Before reading this book I didn't see the positive side of having eccentric children in the classroom. By eccentric I mean those who fall way outside the lines of "normal" behavior. I was focused on the academics and believed it would be detrimental to the academic flow to have disruption in the room. Those who couldn't assimilate quickly would sort of mess it up for the others is what I thought.
I even spoke with Sean's teacher about one child and how long the school could tolerate the behavior. I suggested maybe this education model wasn't working for that child.
She admitted maybe it wasn't working, and that a move to a traditional classroom could be the solution, but said the children have rallied around that child and have said, "She just needs more time, and she's a lot better than she was when the year started."
That spoke to me, and I loosened a little on my belief that she didn't belong there. If anything, I've learned that children are profound and much better at assessing a situation than adults in a lot of cases.
And she said she had been reading the book, and offered to loan it to me when she was finished. I read it over the Christmas break.
Now I see that a big part of a Montessori education is learning how to function in a society filled with all types of people, and how to communicate with total honesty. I knew that, but for some reason it didn't resonate that the best way to learn how to do that is by being surrounded by all types of people. By bringing them into the fold, speaking out loud about the struggles of each and including everyone in the environment to help each other with those struggles, I can see that the veil of shame is pulled away and children feel empowered and safe to grow at their own pace both emotionally and intellectually.
Donna Bryant Goertz illustrates chapter after chapter how the classroom can become a training ground for every child to realize their potential and gain an understanding of how to fully function in society. By including the "problem" children, all of the children learn to recognize their own struggles and each one plays an important role in helping one another.
In Sean's class there are several children who have extreme struggles. Each has a different struggle for different reasons. One girl is very aggressive and uses language that is rude and abrasive. She strikes before she is struck type of thing.
One boy is struggling with some anger and aggression that is directed both outward and toward himself. He destroys his papers, tries to stab himself with pencils, and hits and kicks other children.
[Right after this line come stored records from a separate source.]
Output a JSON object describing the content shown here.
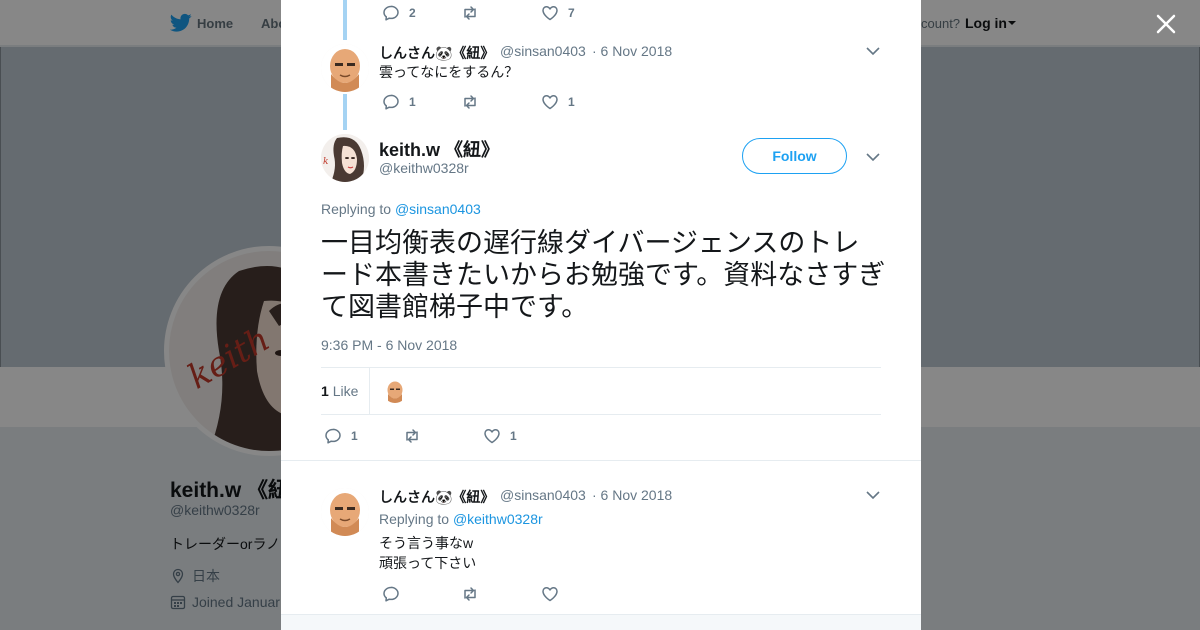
{
  "topbar": {
    "home": "Home",
    "about": "Abo",
    "account_prompt": "count?",
    "login": "Log in"
  },
  "profile": {
    "name": "keith.w 《紐",
    "handle": "@keithw0328r",
    "bio": "トレーダーorラノ",
    "location": "日本",
    "joined": "Joined Januar"
  },
  "thread": {
    "prev_tweet_actions": {
      "replies": "2",
      "likes": "7"
    },
    "parent": {
      "name": "しんさん🐼《紐》",
      "handle": "@sinsan0403",
      "date": "· 6 Nov 2018",
      "text": "雲ってなにをするん？",
      "replies": "1",
      "likes": "1"
    },
    "main": {
      "name": "keith.w 《紐》",
      "handle": "@keithw0328r",
      "follow_label": "Follow",
      "replying_label": "Replying to",
      "replying_to": "@sinsan0403",
      "text": "一目均衡表の遅行線ダイバージェンスのトレード本書きたいからお勉強です。資料なさすぎて図書館梯子中です。",
      "time": "9:36 PM - 6 Nov 2018",
      "likes_count": "1",
      "likes_label": "Like",
      "replies": "1",
      "likes": "1"
    },
    "reply": {
      "name": "しんさん🐼《紐》",
      "handle": "@sinsan0403",
      "date": "· 6 Nov 2018",
      "replying_label": "Replying to",
      "replying_to": "@keithw0328r",
      "line1": "そう言う事なw",
      "line2": "頑張って下さい"
    }
  },
  "colors": {
    "accent": "#1da1f2",
    "link": "#1b95e0",
    "thread_line": "#a5d3f3",
    "muted": "#657786"
  }
}
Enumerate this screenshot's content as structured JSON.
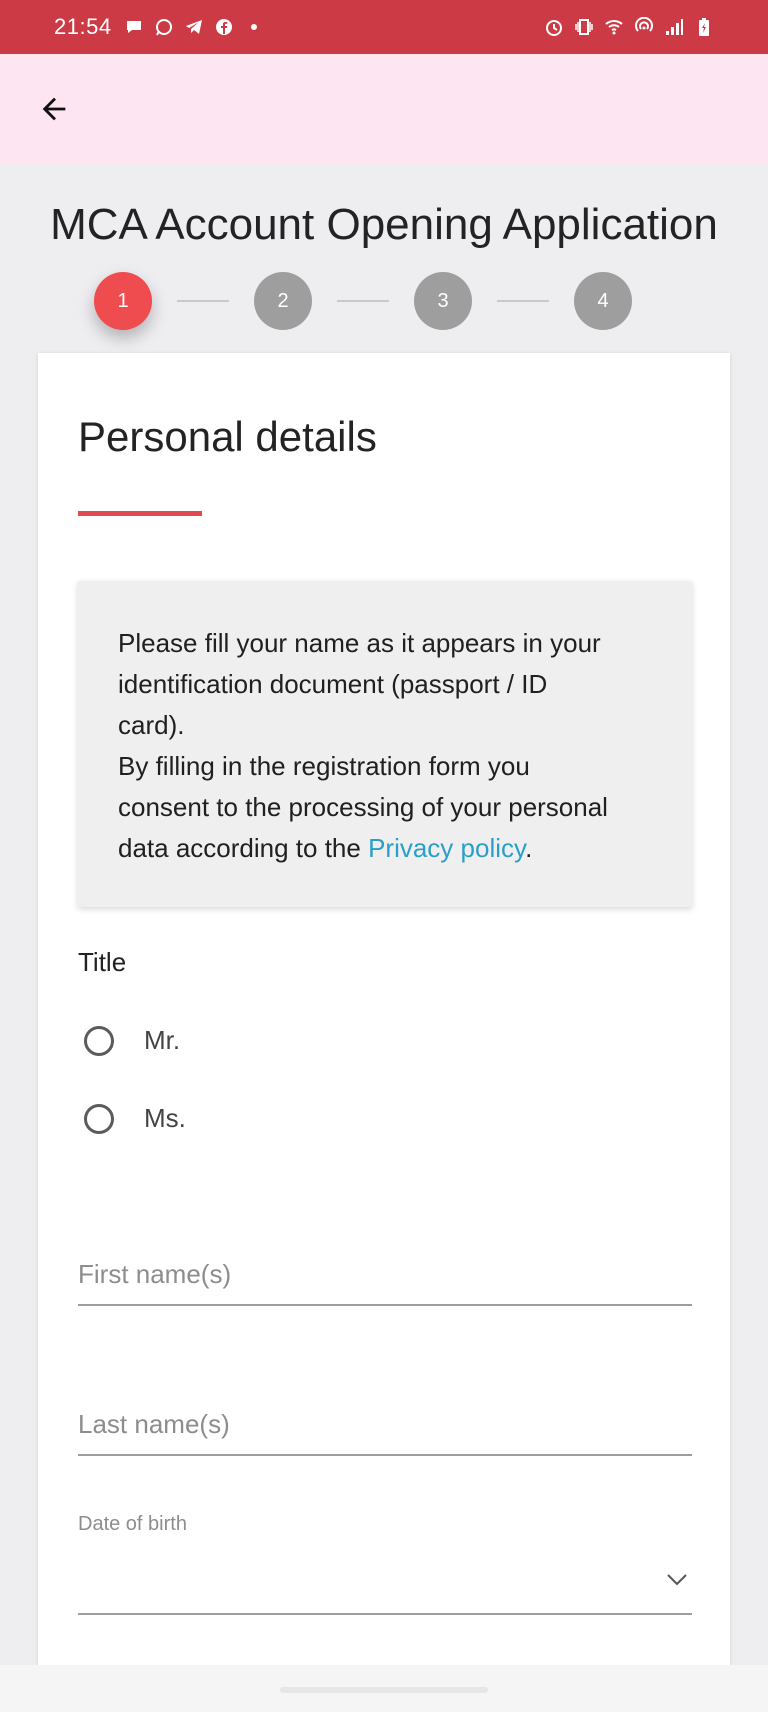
{
  "status_bar": {
    "time": "21:54",
    "left_icons": [
      "chat-bubble-icon",
      "whatsapp-icon",
      "telegram-icon",
      "facebook-icon",
      "dot-icon"
    ],
    "right_icons": [
      "alarm-icon",
      "vibrate-icon",
      "wifi-icon",
      "hotspot-icon",
      "signal-icon",
      "battery-charging-icon"
    ]
  },
  "app_bar": {
    "back_icon": "arrow-left-icon"
  },
  "page": {
    "title": "MCA Account Opening Application"
  },
  "stepper": {
    "steps": [
      {
        "label": "1",
        "active": true
      },
      {
        "label": "2",
        "active": false
      },
      {
        "label": "3",
        "active": false
      },
      {
        "label": "4",
        "active": false
      }
    ]
  },
  "form": {
    "heading": "Personal details",
    "info": {
      "line1": "Please fill your name as it appears in your",
      "line2": "identification document (passport / ID",
      "line3": "card).",
      "line4": "By filling in the registration form you",
      "line5": "consent to the processing of your personal",
      "line6_prefix": "data according to the ",
      "privacy_link": "Privacy policy",
      "line6_suffix": "."
    },
    "title_label": "Title",
    "title_options": [
      "Mr.",
      "Ms."
    ],
    "first_name_placeholder": "First name(s)",
    "last_name_placeholder": "Last name(s)",
    "dob_label": "Date of birth",
    "dob_icon": "chevron-down-icon"
  },
  "colors": {
    "status_bar": "#cc3b45",
    "app_bar": "#fde6f1",
    "accent": "#ef4c4f",
    "inactive_step": "#9e9e9e",
    "link": "#2a9fc9"
  }
}
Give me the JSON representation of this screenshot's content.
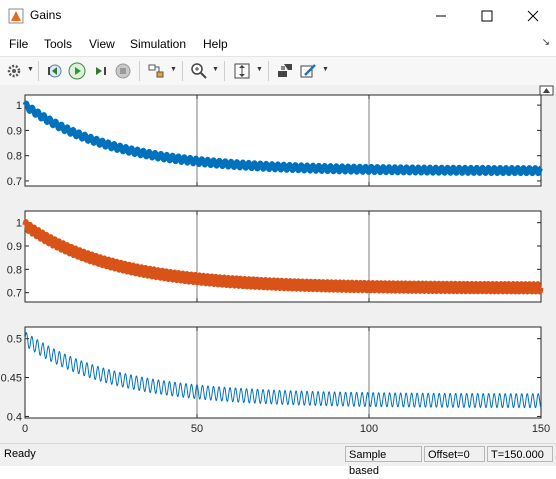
{
  "window": {
    "title": "Gains"
  },
  "menu": [
    "File",
    "Tools",
    "View",
    "Simulation",
    "Help"
  ],
  "toolbar": {
    "icons": [
      "gear-icon",
      "step-back-icon",
      "run-icon",
      "step-forward-icon",
      "stop-icon",
      "signal-select-icon",
      "zoom-icon",
      "autoscale-icon",
      "highlight-block-icon",
      "style-icon"
    ]
  },
  "chart_data": [
    {
      "type": "line",
      "x_range": [
        0,
        150
      ],
      "ylim": [
        0.68,
        1.04
      ],
      "yticks": [
        "0.7",
        "0.8",
        "0.9",
        "1"
      ],
      "series": [
        {
          "color": "#0072BD",
          "start": 1.0,
          "final": 0.74,
          "tau": 26,
          "amp": 0.012,
          "period": 1.7,
          "stroke": 5
        }
      ]
    },
    {
      "type": "line",
      "x_range": [
        0,
        150
      ],
      "ylim": [
        0.66,
        1.05
      ],
      "yticks": [
        "0.7",
        "0.8",
        "0.9",
        "1"
      ],
      "series": [
        {
          "color": "#D95319",
          "start": 0.99,
          "final": 0.72,
          "tau": 26,
          "amp": 0.018,
          "period": 1.2,
          "stroke": 5
        }
      ]
    },
    {
      "type": "line",
      "x_range": [
        0,
        150
      ],
      "ylim": [
        0.398,
        0.515
      ],
      "yticks": [
        "0.4",
        "0.45",
        "0.5"
      ],
      "series": [
        {
          "color": "#0072BD",
          "start": 0.5,
          "final": 0.42,
          "tau": 26,
          "amp": 0.009,
          "period": 1.6,
          "stroke": 1
        }
      ]
    }
  ],
  "x_ticks": [
    "0",
    "50",
    "100",
    "150"
  ],
  "status": {
    "ready": "Ready",
    "mode": "Sample based",
    "offset": "Offset=0",
    "time": "T=150.000"
  }
}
I think both of these children have also stolen things and were sent home for that.
The beauty is that Sean's teacher is so in tune with Montessori principals and so eager to be the best she can possibly be. The book has an example of a Montessori guide who really didn't seem to embrace the ideas. I'm happy Sean has a teacher who strives to be her best.
I can see that it has been good for Sean to be with these children, crazy as that may sound to some parents. In a traditional classroom it wouldn't be good for any of them. The "problem" child would be excluded, ridiculed, called out, sent to special classes, medicated and seen as the outsider. The "normal" children would feel superior and would not effectively deal with and process their own struggles. In Sean's room they are all included, and their struggles are just that, struggles. And every child has struggles.
Here's an example of how I know this is working for Sean:
A week ago his friend across the street who attends the local school came over to play. (BTW, he has quite a few struggles, and they are different from Sean's.) He was talking about some kids at school, and he asked Sean, "Wouldn't you want to get them back if they did that to you?" Sean said, "Oh, I don't know." The boy said, "If they said that kind of stuff to you wouldn't you want to say it back to them? I'd want to get them back good, even worse than they did to me." Sean said, "Well, I don't like to hurt people. I might want to teach them a lesson, but I wouldn't want to hurt them."
And I smiled, knowing that for Sean those words "teach them a lesson" really mean teaching them a lesson in how to get along, not some kind of vindictive action.